You refund or tax due is not "per W-2" or per spouse.  It is based on ALL of the income you enter and all of your combined tax liability.   That "refund monitor" does not mean anything until you have entered everything completely.   It is normal to see it change as you continue to add income to the software.  It does not matter what source of income you "start" with---it will all be reconciled when you have everything entered.

**Disclaimer: Every effort has been made to offer the most correct information possible.

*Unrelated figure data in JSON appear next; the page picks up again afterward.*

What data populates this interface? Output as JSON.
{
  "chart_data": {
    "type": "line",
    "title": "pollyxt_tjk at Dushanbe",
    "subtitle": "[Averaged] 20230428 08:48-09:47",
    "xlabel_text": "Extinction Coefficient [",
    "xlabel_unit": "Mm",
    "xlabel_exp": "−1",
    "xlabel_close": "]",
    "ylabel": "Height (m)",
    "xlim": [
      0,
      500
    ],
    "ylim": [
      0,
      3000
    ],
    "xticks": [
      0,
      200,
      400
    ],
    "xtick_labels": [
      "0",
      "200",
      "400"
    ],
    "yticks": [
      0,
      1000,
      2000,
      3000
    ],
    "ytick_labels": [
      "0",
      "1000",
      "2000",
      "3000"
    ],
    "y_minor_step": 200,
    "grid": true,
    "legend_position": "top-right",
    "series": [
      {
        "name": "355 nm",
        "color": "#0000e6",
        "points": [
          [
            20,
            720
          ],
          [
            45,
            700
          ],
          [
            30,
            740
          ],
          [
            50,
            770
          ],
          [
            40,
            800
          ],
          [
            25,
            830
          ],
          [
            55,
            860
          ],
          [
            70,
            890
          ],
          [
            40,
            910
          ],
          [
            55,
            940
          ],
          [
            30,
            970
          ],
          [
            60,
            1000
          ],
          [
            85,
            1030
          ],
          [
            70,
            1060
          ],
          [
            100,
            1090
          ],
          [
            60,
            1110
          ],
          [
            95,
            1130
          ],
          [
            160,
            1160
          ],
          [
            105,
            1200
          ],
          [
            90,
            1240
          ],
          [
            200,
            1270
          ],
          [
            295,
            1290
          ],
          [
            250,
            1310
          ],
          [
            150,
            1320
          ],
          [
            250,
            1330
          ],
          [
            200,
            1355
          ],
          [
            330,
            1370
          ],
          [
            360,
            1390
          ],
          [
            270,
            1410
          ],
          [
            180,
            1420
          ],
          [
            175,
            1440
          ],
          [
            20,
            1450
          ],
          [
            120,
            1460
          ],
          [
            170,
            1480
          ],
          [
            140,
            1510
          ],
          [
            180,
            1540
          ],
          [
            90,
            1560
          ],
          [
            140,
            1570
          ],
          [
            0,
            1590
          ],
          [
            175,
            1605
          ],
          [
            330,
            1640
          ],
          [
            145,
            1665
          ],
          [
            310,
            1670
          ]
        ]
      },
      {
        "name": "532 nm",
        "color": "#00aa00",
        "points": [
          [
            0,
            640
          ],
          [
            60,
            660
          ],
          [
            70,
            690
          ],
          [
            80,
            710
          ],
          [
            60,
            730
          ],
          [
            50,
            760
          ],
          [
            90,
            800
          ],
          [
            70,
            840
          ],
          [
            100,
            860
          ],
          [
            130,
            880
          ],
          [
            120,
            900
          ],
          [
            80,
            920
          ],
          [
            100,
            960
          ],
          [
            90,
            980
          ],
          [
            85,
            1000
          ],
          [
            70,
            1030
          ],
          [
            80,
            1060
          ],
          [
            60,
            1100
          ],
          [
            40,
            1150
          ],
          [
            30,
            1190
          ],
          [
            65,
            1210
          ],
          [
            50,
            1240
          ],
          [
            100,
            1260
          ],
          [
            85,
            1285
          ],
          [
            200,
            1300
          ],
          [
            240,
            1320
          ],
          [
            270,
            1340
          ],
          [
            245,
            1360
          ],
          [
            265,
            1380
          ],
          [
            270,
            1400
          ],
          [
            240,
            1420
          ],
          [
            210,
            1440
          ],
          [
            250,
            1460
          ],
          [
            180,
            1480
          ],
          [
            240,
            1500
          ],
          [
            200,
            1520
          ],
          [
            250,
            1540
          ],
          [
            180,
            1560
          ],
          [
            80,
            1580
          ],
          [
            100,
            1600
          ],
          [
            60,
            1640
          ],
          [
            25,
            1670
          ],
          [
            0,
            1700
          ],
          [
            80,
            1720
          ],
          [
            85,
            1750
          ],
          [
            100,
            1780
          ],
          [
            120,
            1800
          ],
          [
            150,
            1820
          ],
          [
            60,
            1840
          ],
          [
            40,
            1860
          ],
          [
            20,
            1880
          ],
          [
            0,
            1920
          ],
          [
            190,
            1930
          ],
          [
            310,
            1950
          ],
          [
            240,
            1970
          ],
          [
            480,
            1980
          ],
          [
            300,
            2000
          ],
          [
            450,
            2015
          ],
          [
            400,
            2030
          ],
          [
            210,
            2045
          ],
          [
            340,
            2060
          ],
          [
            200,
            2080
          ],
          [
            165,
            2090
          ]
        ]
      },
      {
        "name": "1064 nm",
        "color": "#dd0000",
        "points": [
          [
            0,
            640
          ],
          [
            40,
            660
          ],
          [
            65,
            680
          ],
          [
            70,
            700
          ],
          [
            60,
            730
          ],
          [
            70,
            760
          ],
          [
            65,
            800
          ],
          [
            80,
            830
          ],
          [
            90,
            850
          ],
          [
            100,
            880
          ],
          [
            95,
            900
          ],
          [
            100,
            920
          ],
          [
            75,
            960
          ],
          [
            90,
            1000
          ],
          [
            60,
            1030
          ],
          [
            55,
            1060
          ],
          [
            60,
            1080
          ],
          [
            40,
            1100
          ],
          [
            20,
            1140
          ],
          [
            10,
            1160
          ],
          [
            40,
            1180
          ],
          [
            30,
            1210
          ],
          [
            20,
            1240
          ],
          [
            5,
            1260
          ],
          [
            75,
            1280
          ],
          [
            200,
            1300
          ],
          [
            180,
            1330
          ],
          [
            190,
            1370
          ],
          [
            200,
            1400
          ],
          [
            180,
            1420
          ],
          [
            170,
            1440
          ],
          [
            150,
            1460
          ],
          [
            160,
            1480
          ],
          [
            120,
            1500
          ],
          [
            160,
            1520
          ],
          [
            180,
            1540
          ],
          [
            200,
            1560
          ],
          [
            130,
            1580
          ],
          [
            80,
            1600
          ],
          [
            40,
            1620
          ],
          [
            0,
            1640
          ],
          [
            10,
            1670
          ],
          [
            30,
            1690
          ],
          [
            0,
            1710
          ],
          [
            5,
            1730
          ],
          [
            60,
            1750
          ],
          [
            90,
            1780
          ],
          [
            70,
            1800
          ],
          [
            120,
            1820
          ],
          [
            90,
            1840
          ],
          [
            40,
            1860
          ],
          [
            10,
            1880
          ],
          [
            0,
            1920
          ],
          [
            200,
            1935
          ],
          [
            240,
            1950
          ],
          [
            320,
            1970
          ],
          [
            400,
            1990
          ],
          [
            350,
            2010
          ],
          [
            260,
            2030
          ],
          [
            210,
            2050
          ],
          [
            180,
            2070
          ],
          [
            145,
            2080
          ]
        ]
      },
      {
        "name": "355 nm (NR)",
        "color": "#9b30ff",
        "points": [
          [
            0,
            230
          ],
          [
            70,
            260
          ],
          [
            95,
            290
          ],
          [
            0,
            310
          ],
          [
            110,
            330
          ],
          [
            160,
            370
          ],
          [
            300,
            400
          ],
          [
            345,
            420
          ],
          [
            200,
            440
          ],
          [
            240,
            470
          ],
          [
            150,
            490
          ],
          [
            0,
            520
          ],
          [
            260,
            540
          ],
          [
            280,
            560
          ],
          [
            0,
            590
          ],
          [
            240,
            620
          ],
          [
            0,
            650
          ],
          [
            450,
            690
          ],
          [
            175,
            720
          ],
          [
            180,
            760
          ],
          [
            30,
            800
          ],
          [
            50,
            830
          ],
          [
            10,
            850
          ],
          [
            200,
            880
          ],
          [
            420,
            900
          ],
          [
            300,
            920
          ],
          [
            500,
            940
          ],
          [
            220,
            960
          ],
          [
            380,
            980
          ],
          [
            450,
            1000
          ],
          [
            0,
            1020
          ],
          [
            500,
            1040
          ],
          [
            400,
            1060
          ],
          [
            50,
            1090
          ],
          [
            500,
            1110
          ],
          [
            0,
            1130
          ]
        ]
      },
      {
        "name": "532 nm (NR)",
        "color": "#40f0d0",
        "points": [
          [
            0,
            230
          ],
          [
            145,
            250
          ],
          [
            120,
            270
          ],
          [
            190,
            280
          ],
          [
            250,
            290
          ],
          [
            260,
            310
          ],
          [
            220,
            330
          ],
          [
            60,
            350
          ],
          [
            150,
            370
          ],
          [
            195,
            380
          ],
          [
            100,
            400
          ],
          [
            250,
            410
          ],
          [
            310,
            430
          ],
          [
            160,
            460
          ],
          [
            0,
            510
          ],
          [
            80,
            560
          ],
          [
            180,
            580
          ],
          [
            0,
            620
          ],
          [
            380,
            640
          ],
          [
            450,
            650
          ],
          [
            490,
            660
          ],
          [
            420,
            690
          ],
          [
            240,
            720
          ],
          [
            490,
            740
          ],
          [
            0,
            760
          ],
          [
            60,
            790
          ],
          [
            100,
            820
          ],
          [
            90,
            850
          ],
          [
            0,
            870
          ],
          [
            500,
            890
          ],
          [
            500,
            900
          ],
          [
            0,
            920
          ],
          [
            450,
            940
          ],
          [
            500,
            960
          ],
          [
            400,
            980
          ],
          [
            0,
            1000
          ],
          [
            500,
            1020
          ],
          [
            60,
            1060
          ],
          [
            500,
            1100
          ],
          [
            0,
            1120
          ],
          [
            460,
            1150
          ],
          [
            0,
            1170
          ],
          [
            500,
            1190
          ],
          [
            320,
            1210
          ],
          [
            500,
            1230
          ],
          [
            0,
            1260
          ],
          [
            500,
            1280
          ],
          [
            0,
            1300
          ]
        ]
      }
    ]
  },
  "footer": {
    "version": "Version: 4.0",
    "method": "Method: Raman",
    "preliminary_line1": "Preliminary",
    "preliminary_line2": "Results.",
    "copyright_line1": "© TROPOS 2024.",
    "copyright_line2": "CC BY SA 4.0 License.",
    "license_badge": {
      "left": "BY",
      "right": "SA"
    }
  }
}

The poster disclaims any legal responsibility for the accuracy of the information that is contained in this post.**

Taxes calculations

You owe a higher tax on ALL your income combined, both the W2 and self employment.  Because we have a progressive tax system. The more total income you make you pay a higher percent for tax.  You are taxed on your total income. The more total income you make you pay a higher percent for tax.

 

Plus you owe separate Self Employment tax if you have a Net Profit.    You pay 15.3% SE tax on 92.35% of your Net Profit (If it is greater than $400). The 15.3% self employed SE Tax is to pay both the employer part and employee part of Social Security and Medicare (FICA). So you get social security credit for it when you retire.


The SE tax is already included in your tax due or reduced your refund. It is on the 1040 Schedule 2 line 4 which goes to 1040 line 23. The SE tax is in addition to your regular income tax on the net profit.